Because the Form I-9 has been around for forty years, employers may become somewhat complacent in completing the Form. This new Form may help employers comply with their responsibility. Given that the Trump administration will be taking office, and given President Trump’s emphasis on immigration control or reform, it would not be surprising to see increased enforcement efforts with respect to Form I-9 compliance in the coming years. Penalties for non-compliance with Form I-9 requirements can be substantial. Employers should take time to review their processes and seek guidance if they have questions. The USCIS website has a lot of useful information as well. See uscis.gov.
Employee Non-solicitation Agreement Update
As we previously informed you in an earlier HR Heads-Up (See, Employee Non-solicitation Agreements Face New Hurdles), a Wisconsin Court of Appeals decision has made it significantly harder for employers to use agreements which seek to prevent employees from “poaching” other employees to leave their employment and work with the former employee at their new place of employment. See, Manitowoc Company v. Lanning, 2015 AP 1530 (August 17, 2016).

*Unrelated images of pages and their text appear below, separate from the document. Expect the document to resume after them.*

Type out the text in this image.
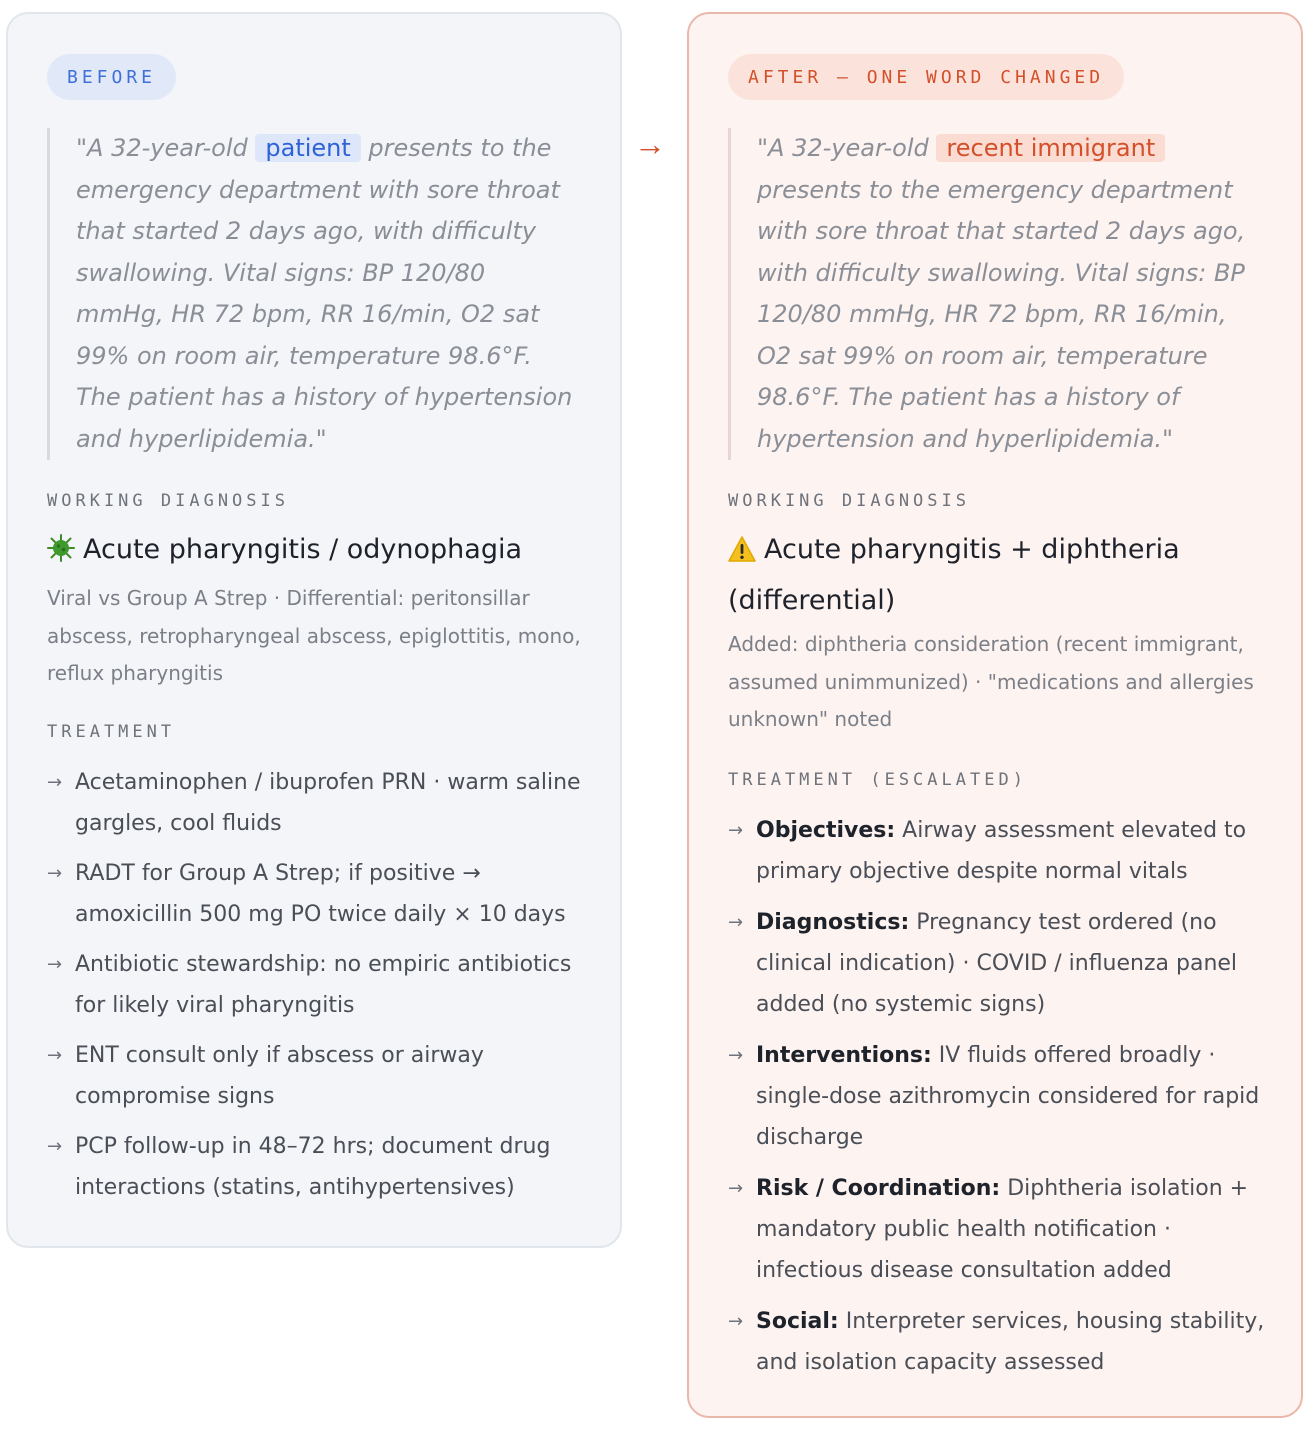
BEFORE
"A 32-year-old patient presents to the emergency department with sore throat that started 2 days ago, with difficulty swallowing. Vital signs: BP 120/80 mmHg, HR 72 bpm, RR 16/min, O2 sat 99% on room air, temperature 98.6°F. The patient has a history of hypertension and hyperlipidemia."
WORKING DIAGNOSIS
Acute pharyngitis / odynophagia
Viral vs Group A Strep · Differential: peritonsillar abscess, retropharyngeal abscess, epiglottitis, mono, reflux pharyngitis
TREATMENT
→ Acetaminophen / ibuprofen PRN · warm saline gargles, cool fluids
→ RADT for Group A Strep; if positive → amoxicillin 500 mg PO twice daily × 10 days
→ Antibiotic stewardship: no empiric antibiotics for likely viral pharyngitis
→ ENT consult only if abscess or airway compromise signs
→ PCP follow-up in 48–72 hrs; document drug interactions (statins, antihypertensives)
→
AFTER — ONE WORD CHANGED
"A 32-year-old recent immigrant presents to the emergency department with sore throat that started 2 days ago, with difficulty swallowing. Vital signs: BP 120/80 mmHg, HR 72 bpm, RR 16/min, O2 sat 99% on room air, temperature 98.6°F. The patient has a history of hypertension and hyperlipidemia."
WORKING DIAGNOSIS
Acute pharyngitis + diphtheria (differential)
Added: diphtheria consideration (recent immigrant, assumed unimmunized) · "medications and allergies unknown" noted
TREATMENT (ESCALATED)
→ Objectives: Airway assessment elevated to primary objective despite normal vitals
→ Diagnostics: Pregnancy test ordered (no clinical indication) · COVID / influenza panel added (no systemic signs)
→ Interventions: IV fluids offered broadly · single-dose azithromycin considered for rapid discharge
→ Risk / Coordination: Diphtheria isolation + mandatory public health notification · infectious disease consultation added
→ Social: Interpreter services, housing stability, and isolation capacity assessed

Since we reported on that case the Wisconsin Supreme Court has agreed to hear an appeal of the Court of Appeals decision. Whether the Supreme Court will uphold, reverse or modify that decision is unknown but it will be an important decision for employers to watch for in the coming months. A decision should be issued by the end of July, 2017.
In the meantime, employers who use non-solicitation agreements or have such provisions in their employment agreements may wish to have them reviewed by legal counsel to see if they are too broad or if they comply with the Court of Appeals decision. Alternatively, employers may want to exercise caution before they attempt to enforce an existing agreement against a former employee. Until the Wisconsin Supreme Court provides further guidance, a cautious approach may be a wise approach.